What if you were told your construction company could be fined up to $132,589?

As this year’s Construction Safety Week wraps up, let’s look at some pretty staggering statistics relating to jobsite and workplace safety, as well as some new-age solutions to these age-old problems.

• The average cost of a slip or trip injury causing time away from work: $46,000 {National Safety Council}
• It is estimated that the amount of near misses that go unreported is up to 85% {MakuSafe}
• The Top 2 OSHA citations were for lack of fall protection systems and insufficient information transmitted to employers and employees regarding toxic and hazardous substances {ThinkHR}
• OSHA penalties range from $13,260 (other-than-serious & serious) to $132,589 (repeat & willful) {ThinkHR}
• 20% of private-industry worker fatalities are in construction {Big Rentz}
• Construction sees non-fatal injury rates that are 71% higher than any other industry {Accident Analysis & Prevention}

So what can we learn from all of this and how can the construction industry do better to stay safe?

• Construction companies can save $4-6 in indirect costs for every $1 invested in direct costs by evading an injury in the workplace
• Creating and implementing training programs such as how to properly wear PPE, general awareness and classes provided by OSHA would reduce the amount of employee injury but also be wise financially… Construction site injuries typically account for 6–9% of project costs, while health and safety programs only account for 2.5% of project costs
• Utilizing safety and machine operating checklists as well as hazardous material communications will facilitate consistency and reduce liability exposure
• Maintaining a safe environment will help build a positive reputation, assist with brand awareness and recruiting, and promote team morale

How does technology play a part?
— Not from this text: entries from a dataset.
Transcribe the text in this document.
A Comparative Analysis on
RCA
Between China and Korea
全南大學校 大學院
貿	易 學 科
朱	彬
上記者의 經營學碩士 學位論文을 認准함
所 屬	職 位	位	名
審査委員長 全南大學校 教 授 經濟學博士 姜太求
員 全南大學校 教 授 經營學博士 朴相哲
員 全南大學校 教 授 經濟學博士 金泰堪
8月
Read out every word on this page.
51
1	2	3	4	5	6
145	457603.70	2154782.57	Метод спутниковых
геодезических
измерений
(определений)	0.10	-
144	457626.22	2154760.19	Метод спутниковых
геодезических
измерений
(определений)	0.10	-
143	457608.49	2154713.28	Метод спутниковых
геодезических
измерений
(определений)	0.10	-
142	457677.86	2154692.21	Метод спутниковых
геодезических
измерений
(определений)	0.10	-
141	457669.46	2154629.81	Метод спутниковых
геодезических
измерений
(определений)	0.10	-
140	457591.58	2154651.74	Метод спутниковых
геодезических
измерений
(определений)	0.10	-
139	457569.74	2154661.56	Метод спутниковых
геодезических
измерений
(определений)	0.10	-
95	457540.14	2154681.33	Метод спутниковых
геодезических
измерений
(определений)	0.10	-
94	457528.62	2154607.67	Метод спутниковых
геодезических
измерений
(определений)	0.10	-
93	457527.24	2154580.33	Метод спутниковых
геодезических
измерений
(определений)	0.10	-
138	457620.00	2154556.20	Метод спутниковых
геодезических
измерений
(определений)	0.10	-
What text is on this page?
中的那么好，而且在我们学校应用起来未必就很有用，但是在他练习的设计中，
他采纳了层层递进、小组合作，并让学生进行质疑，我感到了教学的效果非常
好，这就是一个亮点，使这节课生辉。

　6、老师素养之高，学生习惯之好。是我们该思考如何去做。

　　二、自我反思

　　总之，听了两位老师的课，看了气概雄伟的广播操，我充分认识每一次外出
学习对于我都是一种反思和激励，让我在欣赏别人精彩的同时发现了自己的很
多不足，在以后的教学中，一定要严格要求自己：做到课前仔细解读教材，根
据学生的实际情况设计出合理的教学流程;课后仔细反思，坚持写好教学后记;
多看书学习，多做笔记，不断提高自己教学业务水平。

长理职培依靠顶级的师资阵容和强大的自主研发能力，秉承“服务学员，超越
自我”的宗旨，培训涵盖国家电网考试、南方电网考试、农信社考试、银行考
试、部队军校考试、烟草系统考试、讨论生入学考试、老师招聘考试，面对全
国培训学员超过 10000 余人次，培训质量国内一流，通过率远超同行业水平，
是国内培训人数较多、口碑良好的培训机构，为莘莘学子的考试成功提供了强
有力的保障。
There are newer systems and protocols that could help prevent and protect construction companies from safety issues. Things such as:

• Wearables (think arm holster or watch) that can monitor conditions, detect slips/trips/falls quickly, report near-misses without interruption, etc.
• Digital trainings available at any time to any size group
• Live stream cameras with recording for monitoring or later verification of procedures or events
• Telematics installed on heavy equipment that could include front and rear facing cameras and operational details of the equipment
• Systems to analyze safety inspection data in order to implement change

We can all agree that safety in construction is a problem and something to take seriously. It’s a risky environment with constant movement, equipment and people coming on and off the jobsite. Taking every step possible to mitigate injuries is worth every penny these precautions could cost. What steps do you have in place for your team?